La génération Y a besoin d’aventures, de sels acides-amers, de grandes épopées qui feront parler d’elle. Mais il faut se faire une raison : la génération Y n’a plus suffisamment de terres à découvrir, de forêts embusquées ou de mondes engloutis.
Les grandes guerres sont finies, les vrais héros sont cacochymes, et les grandes idées son désuètes, mal recyclées, et de toute façon, elles sont les idées d’un autre siècle, sûrement pas celles de la génération Y.

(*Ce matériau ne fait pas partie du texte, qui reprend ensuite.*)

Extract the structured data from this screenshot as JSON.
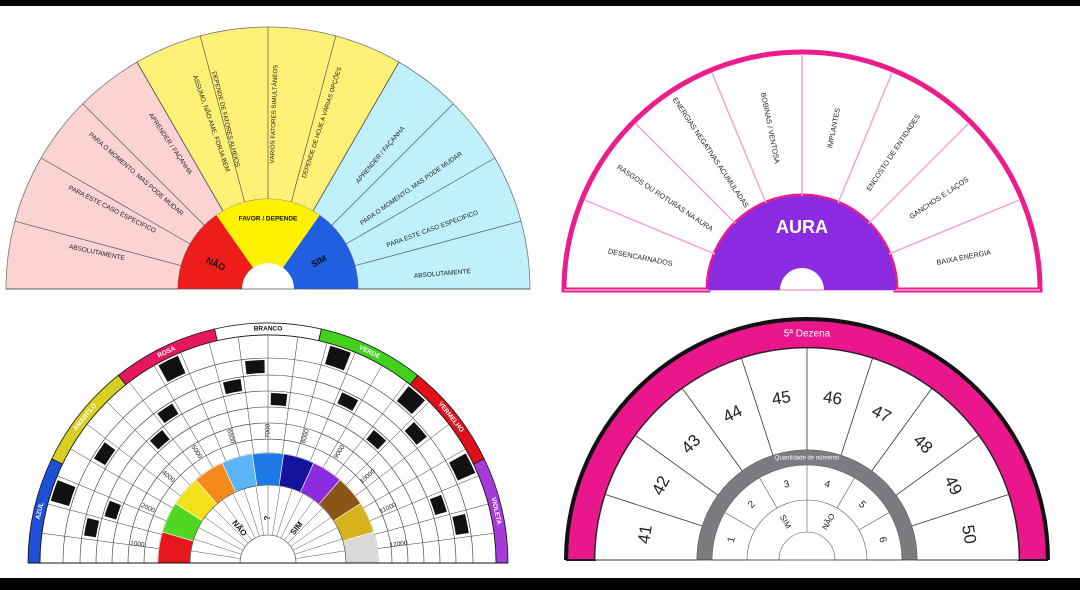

Alors quoi ? Comment subvenir à ce besoin de transgresser, cette attirance pour les intrigues ? C’est sur Internet qu’est la solution. Internet… le meilleur ami de la génération Y, son pire ennemi aussi, son confident, son autre monde à elle, sa jungle vierge. Les vrais combats ont lieu dans cet autre espace-temps inventé lorsque nous naissions ; ils sont numériques, analogiques, sans limites parce qu’on n’y meurt jamais, et pourtant véritables. Les luttes ont leurs héros, leurs traitres, leurs frontières et leurs codes. Il y a des trafics, des armées qui se font et se défont, des héros d’un genre nouveau, des conspirations digne de l’Espagne de Ruy Blas.
Ce sont les mondes virtuels. World of Warcraft, Dofus, Second Life, Counter Strike,… Il suffit d’une connexion, et d’une console. Vous avez sept ans, quinze, trente ou soixante-dix ans, vous êtes gros ou petit, riche ou pauvre, diplômé ou pas, avocat ou chômeur, incarcéré… peu importe ! Tout est possible à tous, sur Internet ! C’est l’anarchie numérisée, les cow-boys et les Indiens, l’égalitarisme le plus total, version troisième millénaire. Des chefs de files apparaissent soudain, et quand ils disparaissent, nul ne sait si c’est parce que, chez eux, maman les a sommé d’aider à mettre le couvert, ou bien si leur ordinateur a planté, ou bien encore s’ils ont succombé à une crise d’épilepsie.
Bienvenue à l’erre de la communication instantanée et de l’activisme digital. Dialogue, meurtres, insultes, stratégies dignes de Bonaparte… Ces actions sont virtuelles, peut-être, mais elles n’en demeurent pas moins des actions véritables, produites par une volonté humaine, dont le résultat affecte d’autres volontés humaines, qui à leur tour réagissent.
On ne pourra plus jamais considérer l’univers comme un espace-temps tangible. Dorénavant, il faudra compter sur ces mondes virtuels, et les considérer comme partie intégrante du paysage dans lequel nous évoluons. Ces impalpables nourrissent les faims de la génération Y, comme la génération Y nourrit ces impalpables. C’est un rapport réciproque, qui n’est pas sans une certaine forme de schizophrénie autodestructrice.